EU’s seven year rural aid scheme held up by row over modulation
Countryside aid programmes for the next seven years are held up, because the European Parliament has blocked the European Commission’s proposal to allow 20% of farmers’ direct payments to be diverted to rural development projects, at the discretion of each Member State.
The Parliament initially shot down the proposal last autumn, and rejected it for a second time last month, with 89 votes in favour, 584 against and 19 abstentions.
The Commission must now decide if it will withdraw its proposal.
The Council will take the final decision on this issue on March 19 and 20.
European Parliamentarians warned that the proposal could create distortions in competition between farmers in various Member States, and could lead to a “re-nationalisation” of the CAP.
The row leaves Agriculture Commissioner Mariann Fischer Boel with a major funding problem, because the European Summit did not approve sufficient funding for rural development.
She said efforts are being made to accommodate Parliamentarians’ concerns.
She said all indicators point to voluntary modulation only being used in a very limited number of Member States to boost their rural development programmes.

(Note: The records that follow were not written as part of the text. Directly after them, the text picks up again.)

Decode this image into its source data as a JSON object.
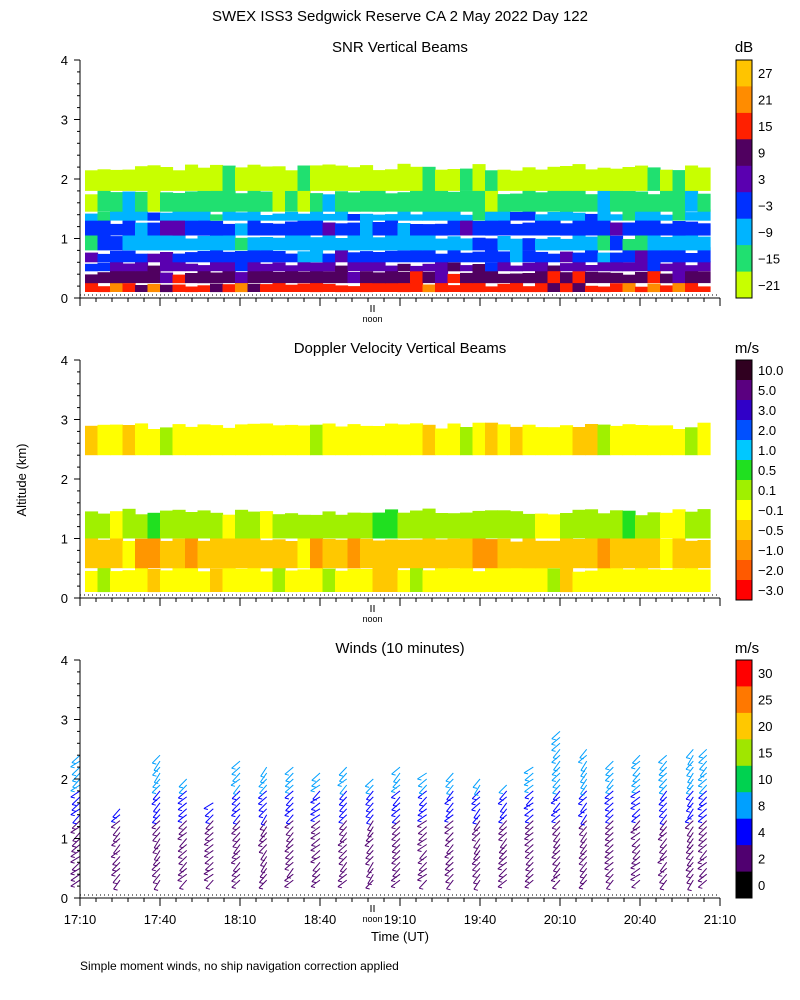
{
  "figure": {
    "title": "SWEX ISS3 Sedgwick Reserve CA   2 May 2022 Day 122",
    "ylabel": "Altitude (km)",
    "xlabel": "Time (UT)",
    "footnote": "Simple moment winds, no ship navigation correction applied",
    "noon_label": "noon"
  },
  "chart_data": [
    {
      "type": "heatmap",
      "title": "SNR Vertical Beams",
      "colorbar_unit": "dB",
      "colorbar_labels": [
        "27",
        "21",
        "15",
        "9",
        "3",
        "−3",
        "−9",
        "−15",
        "−21"
      ],
      "colors": [
        "#ffc400",
        "#ff8c00",
        "#ff2000",
        "#500060",
        "#5a00b0",
        "#0030ff",
        "#00b4ff",
        "#20e070",
        "#c8ff00"
      ],
      "yticks": [
        "0",
        "1",
        "2",
        "3",
        "4"
      ],
      "ylim": [
        0,
        4
      ],
      "x_range": [
        "17:10",
        "21:10"
      ],
      "layers": [
        {
          "bottom": 0.1,
          "top": 0.25,
          "level": 2
        },
        {
          "bottom": 0.25,
          "top": 0.45,
          "level": 3
        },
        {
          "bottom": 0.45,
          "top": 0.6,
          "level": 4
        },
        {
          "bottom": 0.6,
          "top": 0.8,
          "level": 5
        },
        {
          "bottom": 0.8,
          "top": 1.05,
          "level": 6
        },
        {
          "bottom": 1.05,
          "top": 1.3,
          "level": 5
        },
        {
          "bottom": 1.3,
          "top": 1.45,
          "level": 6
        },
        {
          "bottom": 1.45,
          "top": 1.8,
          "level": 7
        },
        {
          "bottom": 1.8,
          "top": 2.2,
          "level": 8
        }
      ]
    },
    {
      "type": "heatmap",
      "title": "Doppler Velocity Vertical Beams",
      "colorbar_unit": "m/s",
      "colorbar_labels": [
        "10.0",
        "5.0",
        "3.0",
        "2.0",
        "1.0",
        "0.5",
        "0.1",
        "−0.1",
        "−0.5",
        "−1.0",
        "−2.0",
        "−3.0"
      ],
      "colors": [
        "#300020",
        "#5a0080",
        "#3000c8",
        "#0050ff",
        "#00c8ff",
        "#20e020",
        "#a0f000",
        "#ffff00",
        "#ffc800",
        "#ff9600",
        "#ff5a00",
        "#ff0000"
      ],
      "yticks": [
        "0",
        "1",
        "2",
        "3",
        "4"
      ],
      "ylim": [
        0,
        4
      ],
      "x_range": [
        "17:10",
        "21:10"
      ],
      "layers": [
        {
          "bottom": 0.1,
          "top": 0.5,
          "level": 7
        },
        {
          "bottom": 0.5,
          "top": 1.0,
          "level": 8
        },
        {
          "bottom": 1.0,
          "top": 1.45,
          "level": 6
        },
        {
          "bottom": 2.4,
          "top": 2.9,
          "level": 7
        }
      ]
    },
    {
      "type": "scatter",
      "title": "Winds (10 minutes)",
      "colorbar_unit": "m/s",
      "colorbar_labels": [
        "30",
        "25",
        "20",
        "15",
        "10",
        "8",
        "4",
        "2",
        "0"
      ],
      "colors": [
        "#ff0000",
        "#ff7800",
        "#ffc800",
        "#a0e600",
        "#00d250",
        "#00a0ff",
        "#0000ff",
        "#500070",
        "#000000"
      ],
      "yticks": [
        "0",
        "1",
        "2",
        "3",
        "4"
      ],
      "ylim": [
        0,
        4
      ],
      "xticks": [
        "17:10",
        "17:40",
        "18:10",
        "18:40",
        "19:10",
        "19:40",
        "20:10",
        "20:40",
        "21:10"
      ],
      "profiles": [
        {
          "time": "17:10",
          "top": 2.4,
          "dir": 230
        },
        {
          "time": "17:25",
          "top": 1.5,
          "dir": 225
        },
        {
          "time": "17:40",
          "top": 2.4,
          "dir": 220
        },
        {
          "time": "17:50",
          "top": 2.0,
          "dir": 225
        },
        {
          "time": "18:00",
          "top": 1.6,
          "dir": 230
        },
        {
          "time": "18:10",
          "top": 2.3,
          "dir": 225
        },
        {
          "time": "18:20",
          "top": 2.2,
          "dir": 220
        },
        {
          "time": "18:30",
          "top": 2.2,
          "dir": 225
        },
        {
          "time": "18:40",
          "top": 2.1,
          "dir": 230
        },
        {
          "time": "18:50",
          "top": 2.2,
          "dir": 225
        },
        {
          "time": "19:00",
          "top": 2.0,
          "dir": 220
        },
        {
          "time": "19:10",
          "top": 2.2,
          "dir": 225
        },
        {
          "time": "19:20",
          "top": 2.1,
          "dir": 230
        },
        {
          "time": "19:30",
          "top": 2.1,
          "dir": 225
        },
        {
          "time": "19:40",
          "top": 2.0,
          "dir": 220
        },
        {
          "time": "19:50",
          "top": 1.9,
          "dir": 225
        },
        {
          "time": "20:00",
          "top": 2.2,
          "dir": 230
        },
        {
          "time": "20:10",
          "top": 2.8,
          "dir": 225
        },
        {
          "time": "20:20",
          "top": 2.5,
          "dir": 220
        },
        {
          "time": "20:30",
          "top": 2.3,
          "dir": 225
        },
        {
          "time": "20:40",
          "top": 2.4,
          "dir": 230
        },
        {
          "time": "20:50",
          "top": 2.4,
          "dir": 225
        },
        {
          "time": "21:00",
          "top": 2.5,
          "dir": 220
        },
        {
          "time": "21:05",
          "top": 2.5,
          "dir": 225
        }
      ]
    }
  ]
}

Only the UK and Portugal would be expected to transfer 20% out of farmers’ Single Farm Payment into rural development funding.
It has sparked major rural controversy in the UK, where the Government may be considering different levels of modulation in England, Wales, Scotland and Northern Ireland.
As a result, English farmers could be left 20 or 25% worse off than their Welsh counterparts.
Opposition politicians in the UK blame the Labour government’s failure to secure a reasonable share of the EU’s rural development budget for the current row over voluntary modulation.
English MEP Neil Parish said, “This proposal is still a very bad deal for English farmers, but we must find a solution to the impasse so that rural development programmes are not stalled any longer.”